Feb 1, 2013

Weathering Model Risk: What Tropical Storm Debby Can Teach Financial Institutions


James JockleJames J. Jockle, Chief Marketing Officer at Numerix, addresses the issue of model risk and how a lack of model uniformity can present significant risks.

If you go back twenty years ago, the most distrusted individual on the evening news was the weatherman (unless of course you live in San Diego where it’s always sunny). If the weather man called for a light dusting of snow, you could get rain or a blizzard.  The umbrella was a standard tool in the briefcase.  But we’ve advanced. Now you can go to your mobile device punch up weather.com and get the day’s forecast in 15 minute increments or for the next 10 days – and it’s right.

Well, not always.

This summer I found myself in Florida for the arrival of tropical storm Debby.   For many, Debby, like many storms came and went barely noticed, but it was sizable. The storm featured sustained 65 mph winds, spawned 25 tornadoes and dropped more than 20 inches of rain. Now, this is not a blog about storms and milibars (low pressure was 990 mbar, by the way) but a statement about model risk.


When watching the weather channel, the meteorologists had a long discussion on the storm’s path.  What was unusual for this storm was the disagreement between the two main predictive models – the American and European models.  In terms of disagreement – one model had the storm going to Miami, the other to San Antonio.  I watched the coverage with keen interest because I didn’t know if I needed my golf clubs or to go to the grocery to stockpile bread, water and peanut butter.


For those who are interested in the divergence of the models, here is the brief synopsis from redOrbit Meteorologist Joshua Kelly.

“Tropical Storm Debby will be remembered as being a challenging storm to forecast for as computer-derived weather models had this storm hitting anywhere along the Gulf Coast over the weekend. As time wore on  the models started leaning together pushing the storm on a more northward track which it presently is on now. Two features that lead to this challenging forecast were an upper level trough which was moving through the Eastern Seaboard and if Debby got close enough it would be picked up by the trough and sent northward. A second scenario was for Debby to miss the trough and get picked up by a High pressure area that was moving in from the west. This was a reason behind the models thinking the storm would go westward and become a Hurricane, because of the longer time over the warmer waters. A third option was also seen and it looks like as of this morning this option might be what Debby is following and that is stalled between both features and just kind of beginning to drift slowly in and not show much forward progression and that is what has been occurring in Debby over the past 6 hours with little to no movement.”

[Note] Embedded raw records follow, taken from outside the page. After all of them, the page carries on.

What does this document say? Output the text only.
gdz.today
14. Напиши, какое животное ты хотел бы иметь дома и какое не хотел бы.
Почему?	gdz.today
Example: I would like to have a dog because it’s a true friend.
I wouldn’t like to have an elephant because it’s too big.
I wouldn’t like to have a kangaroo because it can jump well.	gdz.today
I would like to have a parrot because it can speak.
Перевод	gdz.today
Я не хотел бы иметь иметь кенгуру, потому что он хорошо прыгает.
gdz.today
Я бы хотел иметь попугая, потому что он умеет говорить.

Well, in terms of my own “V VaR” analysis (Vacation VaR), I predictably found myself on the wrong side of the weather. As I enjoyed my peanut butter sandwich, I came to ponder the following question – how can something like the weather that has been become so predictable, be so inaccurate?

Turning to Derivatives, even the ‘steady as she goes’ ‘well performing’ pricing and risk model can become suddenly inaccurate.  Parallel to the Debby example, even changes in market environments (volatility, volumes, etc.) can impact model performance.

Managing model risk is centered on three areas:

  1. Knowing and understanding the assumptions behind the models
  2. Problems with the data quality that goes into the models
  3. Understanding the results, and interpreting them accurately

Why is this important? Standardization of market implicitly suggests the concept that things are often simplified.  The truth is that in terms of valuation and risk measurement things are getting more complex. Over the past six months, Numerix experts have exemplified many of the new challenges in a standardized world. For example, the growing complexities of managing collateral and ‘cheapest to deliver’, or curve construction and the impact on the valuation process with OIS discounting.  What about pricing non-linear instruments and the extension of models to the multi-curve framework? - taking a deterministic approach has significant implications on performance and can produce significant pricing differences.

As market analysts continue to talk about the convergence of front-to-back operations and the growing importance of understanding funding or the economic value adjustment of a trade at the point of pre-execution, having a centralized analytic platform, coupled with a strong model validation process, continues to become a center of importance. Moreover, lack of model uniformity can present significant risk to mispricing and hedging, and model quality and transparency is essential to minimize capital charges. But, this is not new.  There has been much written on this topic for 10 years.  What is new, is that technology has advanced to provide the front office the flexibility required to manage its business while giving the organization product and model control throughout the infrastructure.

Lessons learned?  Never assume just because it’s right today, it will be right tomorrow. Market conditions and weather patterns can have a profound impact on model performance.  Finally, to effectively manage ‘V VaR’, bring an umbrella.